The authorities in Jakarta are getting set to sink just over $5bn in the new Indonesian sovereign wealth fund that it hopes will attract a further $15bn from abroad. The funds will be used to help the country’s economy weather the effects of the coronavirus pandemic, improve its infrastructure and boost its healthcare, energy, tourism and technology sectors. Finance Minister Sri Mulyani Indrawati said that $2bn of the capital would be committed in cash, while the remainder would be in the form of shares in state-owned enterprises (SOEs) and other state assets.
“The model of this sovereign wealth fund is a combination of development and stabilisation fund and we would use other international sovereign wealth funds as the standard for best practice,” she said. “We hope we can get reputable strategic partners so we can develop these assets to attract investment better.”
The UAE, the Japanese Softbank conglomerate and the US-based International Development Finance Corporation (IFDC) have already been lined up to invest in the fund, according to officials.
Authorisation for the new Indonesian sovereign wealth fund – known officially as the Investment Authority Indonesia – was enshrined in the Omnibus Law on Job Creation that was given the seal of approval by the Indonesian House of Representatives earlier this month. The law was met with widespread protests and criticism from labor unions and civil groups over its potentially negative impact on labor rights and the environment, with thousands of workers and students protesting across the country as they joined in a three-day national strike
The new law is intended in make doing business in Indonesia easier by reducing red tape, simplifying land acquisition processes, easing restrictions on foreign investment, loosening labor laws and providing more incentives to free-trade zones.

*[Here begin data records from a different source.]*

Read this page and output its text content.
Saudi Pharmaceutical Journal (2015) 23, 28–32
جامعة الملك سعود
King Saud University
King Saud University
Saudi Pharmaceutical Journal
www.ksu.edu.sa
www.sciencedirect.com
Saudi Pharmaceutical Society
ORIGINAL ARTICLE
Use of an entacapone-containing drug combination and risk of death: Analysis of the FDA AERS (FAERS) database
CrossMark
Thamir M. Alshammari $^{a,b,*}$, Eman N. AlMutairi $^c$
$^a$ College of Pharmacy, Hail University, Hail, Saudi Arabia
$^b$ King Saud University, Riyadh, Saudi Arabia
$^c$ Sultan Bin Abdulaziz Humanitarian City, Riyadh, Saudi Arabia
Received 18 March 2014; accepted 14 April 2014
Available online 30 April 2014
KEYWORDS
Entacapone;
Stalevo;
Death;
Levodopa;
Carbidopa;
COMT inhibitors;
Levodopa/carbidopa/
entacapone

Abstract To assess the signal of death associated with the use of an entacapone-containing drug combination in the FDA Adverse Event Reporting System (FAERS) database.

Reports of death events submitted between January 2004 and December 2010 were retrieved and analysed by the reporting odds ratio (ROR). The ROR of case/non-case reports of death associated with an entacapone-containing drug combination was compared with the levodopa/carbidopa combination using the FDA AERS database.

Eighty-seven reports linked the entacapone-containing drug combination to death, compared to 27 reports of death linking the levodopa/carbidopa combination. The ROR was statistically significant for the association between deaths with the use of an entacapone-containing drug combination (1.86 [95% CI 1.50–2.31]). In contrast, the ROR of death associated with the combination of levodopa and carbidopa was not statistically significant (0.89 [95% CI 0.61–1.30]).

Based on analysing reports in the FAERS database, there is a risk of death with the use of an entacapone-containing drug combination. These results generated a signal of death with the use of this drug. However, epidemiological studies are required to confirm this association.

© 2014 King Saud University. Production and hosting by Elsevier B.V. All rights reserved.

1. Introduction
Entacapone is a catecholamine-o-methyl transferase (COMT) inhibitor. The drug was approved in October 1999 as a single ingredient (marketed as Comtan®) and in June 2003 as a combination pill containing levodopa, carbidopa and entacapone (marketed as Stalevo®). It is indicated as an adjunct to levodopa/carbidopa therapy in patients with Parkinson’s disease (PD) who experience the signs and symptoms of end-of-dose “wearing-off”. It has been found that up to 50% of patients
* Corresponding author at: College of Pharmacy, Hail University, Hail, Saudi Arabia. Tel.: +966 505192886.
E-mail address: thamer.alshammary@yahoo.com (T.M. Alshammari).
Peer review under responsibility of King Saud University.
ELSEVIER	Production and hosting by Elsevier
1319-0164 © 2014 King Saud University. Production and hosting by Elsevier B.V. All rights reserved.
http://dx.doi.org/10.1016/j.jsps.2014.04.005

President Joko Widodo’s government hopes that the reforms will also allow Indonesia to capitalise on shifts in global manufacturing supply chains brought on by the current US-China trade war. This has prompted many multinationals to seek to diversify their supply chains away from China to elsewhere in Asia. While some have relocated their operations to Indonesia, the local business environment is acknowledged to have kept their numbers down.